BELCANTO - Alguma desilusão no envolvimento - talvez demasiada expectativa - e na criação de uma experiência imersiva. Falta de uma história bem contada para acompanhar uma experiência pupilativa de excelência. Contudo, staff disponível, com conhecimento técnico, dedicação e algumas frases feitas com piada, que atiravam com os pratos que serviam. Contudo, longe de outras experiências Michelânicas neste parâmetro. Apontamento para o Daniel, o único nome que menciono de todo o staff, por ter uma placa na lapela que indicava apenas "Trainee" . Ainda tinha que fazer umas pistas na sala para merecer o seu nome próprio e por isso a referência para motivar este jovem camareiro. 

CONSISTÊNCIA DO ORÁCULO

Mantemos as agulhas no serviço. E de quão profissional, dedicado e apaixonante ele pode ser. Aqui premeia-se a honestidade em detrimento da chica-espertice, o conhecimento acima da sabedoria popular (que vale noutros casos). Se pergunto ao empregado porque está o meu peixe grelhado como o faria o Diabo no inferno e ele me diz que aqui na casa grelhamos o peixe assim... Ou como já me disseram, quando já estávamos a comer as pizzas e o pão de alho de entrada ainda não tinha chegado: - Desculpe mas o nosso pão de alho é uma receita que demora muito tempo a fazer.
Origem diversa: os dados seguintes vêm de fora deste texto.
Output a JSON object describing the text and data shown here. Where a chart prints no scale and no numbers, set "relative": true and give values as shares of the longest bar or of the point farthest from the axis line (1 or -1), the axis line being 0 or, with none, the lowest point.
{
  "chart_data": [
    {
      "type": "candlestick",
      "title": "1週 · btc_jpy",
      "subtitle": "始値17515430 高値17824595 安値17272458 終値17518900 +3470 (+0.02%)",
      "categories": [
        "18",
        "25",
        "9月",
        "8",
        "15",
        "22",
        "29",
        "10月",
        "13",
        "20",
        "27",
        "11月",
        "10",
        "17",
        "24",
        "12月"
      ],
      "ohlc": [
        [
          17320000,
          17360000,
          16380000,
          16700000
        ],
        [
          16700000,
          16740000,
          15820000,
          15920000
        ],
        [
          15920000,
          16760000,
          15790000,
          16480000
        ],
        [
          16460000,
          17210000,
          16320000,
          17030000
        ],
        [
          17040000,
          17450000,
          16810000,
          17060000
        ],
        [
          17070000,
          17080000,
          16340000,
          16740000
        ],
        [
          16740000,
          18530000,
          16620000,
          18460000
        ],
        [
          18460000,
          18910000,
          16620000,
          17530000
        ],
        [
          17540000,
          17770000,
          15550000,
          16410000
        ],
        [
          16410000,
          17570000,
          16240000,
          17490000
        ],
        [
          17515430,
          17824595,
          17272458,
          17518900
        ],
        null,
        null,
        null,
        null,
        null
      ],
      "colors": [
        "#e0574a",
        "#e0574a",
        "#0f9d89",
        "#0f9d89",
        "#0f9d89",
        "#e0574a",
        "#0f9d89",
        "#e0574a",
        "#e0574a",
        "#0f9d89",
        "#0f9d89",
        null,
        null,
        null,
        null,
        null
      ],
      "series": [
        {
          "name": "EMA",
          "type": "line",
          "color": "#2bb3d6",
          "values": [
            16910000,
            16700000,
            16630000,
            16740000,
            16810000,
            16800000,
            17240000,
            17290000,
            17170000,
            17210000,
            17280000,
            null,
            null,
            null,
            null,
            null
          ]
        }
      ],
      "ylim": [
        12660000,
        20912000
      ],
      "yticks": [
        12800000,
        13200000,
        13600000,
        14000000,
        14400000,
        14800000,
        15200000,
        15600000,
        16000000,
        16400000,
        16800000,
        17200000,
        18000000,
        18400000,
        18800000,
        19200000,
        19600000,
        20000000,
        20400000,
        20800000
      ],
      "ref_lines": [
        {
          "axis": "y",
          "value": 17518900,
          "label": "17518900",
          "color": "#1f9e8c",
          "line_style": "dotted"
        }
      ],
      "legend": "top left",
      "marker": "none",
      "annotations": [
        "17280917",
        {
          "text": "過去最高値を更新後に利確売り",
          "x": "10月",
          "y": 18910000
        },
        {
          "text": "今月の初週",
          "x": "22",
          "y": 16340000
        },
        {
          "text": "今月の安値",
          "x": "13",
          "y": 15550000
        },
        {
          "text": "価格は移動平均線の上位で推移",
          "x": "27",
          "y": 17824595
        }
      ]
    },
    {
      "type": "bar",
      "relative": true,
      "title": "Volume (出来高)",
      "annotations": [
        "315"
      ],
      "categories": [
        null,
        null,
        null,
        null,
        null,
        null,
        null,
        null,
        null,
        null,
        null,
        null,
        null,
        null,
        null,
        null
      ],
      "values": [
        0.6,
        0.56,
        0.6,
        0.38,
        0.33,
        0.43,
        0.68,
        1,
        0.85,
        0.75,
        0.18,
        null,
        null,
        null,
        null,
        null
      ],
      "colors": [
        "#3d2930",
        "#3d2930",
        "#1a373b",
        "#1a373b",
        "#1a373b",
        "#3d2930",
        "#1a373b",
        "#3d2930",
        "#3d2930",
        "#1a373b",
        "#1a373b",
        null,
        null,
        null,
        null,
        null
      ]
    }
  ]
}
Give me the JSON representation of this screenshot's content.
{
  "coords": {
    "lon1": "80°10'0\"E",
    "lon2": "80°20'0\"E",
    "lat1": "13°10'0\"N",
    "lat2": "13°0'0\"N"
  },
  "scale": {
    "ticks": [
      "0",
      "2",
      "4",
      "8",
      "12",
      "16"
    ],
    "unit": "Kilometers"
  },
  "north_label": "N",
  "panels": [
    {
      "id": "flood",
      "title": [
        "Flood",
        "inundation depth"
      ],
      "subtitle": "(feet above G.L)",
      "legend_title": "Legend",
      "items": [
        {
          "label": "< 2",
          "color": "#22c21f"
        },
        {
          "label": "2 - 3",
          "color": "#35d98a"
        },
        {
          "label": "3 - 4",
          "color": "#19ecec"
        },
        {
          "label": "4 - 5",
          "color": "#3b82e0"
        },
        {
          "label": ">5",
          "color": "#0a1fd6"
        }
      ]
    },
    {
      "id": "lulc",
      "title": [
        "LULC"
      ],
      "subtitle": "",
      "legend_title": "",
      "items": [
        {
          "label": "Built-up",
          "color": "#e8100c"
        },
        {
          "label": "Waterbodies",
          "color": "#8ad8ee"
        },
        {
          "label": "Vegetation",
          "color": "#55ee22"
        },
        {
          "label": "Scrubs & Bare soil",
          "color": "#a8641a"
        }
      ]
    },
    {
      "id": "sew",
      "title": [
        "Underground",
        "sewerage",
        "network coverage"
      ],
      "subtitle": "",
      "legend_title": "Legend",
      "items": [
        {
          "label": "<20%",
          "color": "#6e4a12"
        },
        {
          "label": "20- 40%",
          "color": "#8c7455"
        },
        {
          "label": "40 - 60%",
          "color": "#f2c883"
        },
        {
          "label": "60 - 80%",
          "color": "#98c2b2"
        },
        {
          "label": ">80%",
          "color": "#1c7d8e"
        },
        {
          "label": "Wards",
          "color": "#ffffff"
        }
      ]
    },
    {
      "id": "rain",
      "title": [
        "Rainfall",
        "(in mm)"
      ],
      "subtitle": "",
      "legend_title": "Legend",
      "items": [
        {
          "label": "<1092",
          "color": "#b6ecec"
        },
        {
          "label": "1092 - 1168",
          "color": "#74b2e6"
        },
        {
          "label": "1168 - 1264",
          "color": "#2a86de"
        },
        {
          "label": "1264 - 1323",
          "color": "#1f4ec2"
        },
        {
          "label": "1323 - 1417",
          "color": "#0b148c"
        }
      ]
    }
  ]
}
PelamordeDeus... Mas há quem vá mais longe e me diga em plena Nazaré, que o peixe - que jurei a pés juntos não ser fresco - é fresco sim senhor porque ainda o descongelámos esta manhã!


BELCANTO - Staff conhecedor, uns mais que outros. Perguntei que me fartei e nunca fiquei sem resposta. Especialmente do Gonçalo, mais saído da casca que todos os outros, muito espirituoso a explicar as coisas chatas e técnicas. 
Mas nesse êxtase todo e na disponibilidade total para ficarmos à mesa o dia inteiro a massajar os sentidos, passamos para o último criterio "Michelão", o... 

RISCO DE DEFAULT

Aqui podiam encaixar os conceitos de Share of Wallet, Value for Money ou Preço Psicológico. Ou ainda a relação Qualidade/Preço que se torna tão difícil de avaliar quão etéreo é o conceito de qualidade para cada um de nós. Já o preço, esse é bem real e os restaurantes devem devem respeitar o comensal com base nele porque há aí muita falta de respeito e de senso a colocar preços nas cartas. Valores absurdos por doses nanoscópicas só porque o restaurante tem hype ou é estrelado ou por menus de degustação que consideram ser dignos de Bacco quando na realidade são uma miscelânea de pratos sem qualquer critério, ordem ou narrativa.

BELCANTO - Já ganhou! A promoção PAGUE 1 LEVE 2 nunca me soube tão bem. Ter um jantar que custaria 454 eur por 227 eur - 12 momentos, 4 vinhos de mesa mais um vinho licoroso - é ficção científica e só em tempos interessantes se consegue tamanha façanha. Sem grandes alardes, a refeição mais "barata" até à data. Já se pagasse €454,5 em "tempos de paz", me custaria aceitar o valor da refeição. Seria a promoção inversa: Pague duas estrelas  e leve apenas uma... 


Obrigado José, porque mesmo omnipresente mostras que és chef para duas estrelas Michelin aliadas a promoções de hipermercado. 

E isso mostra adaptação. A chave Darwiniana para o sucesso de qualquer espécie.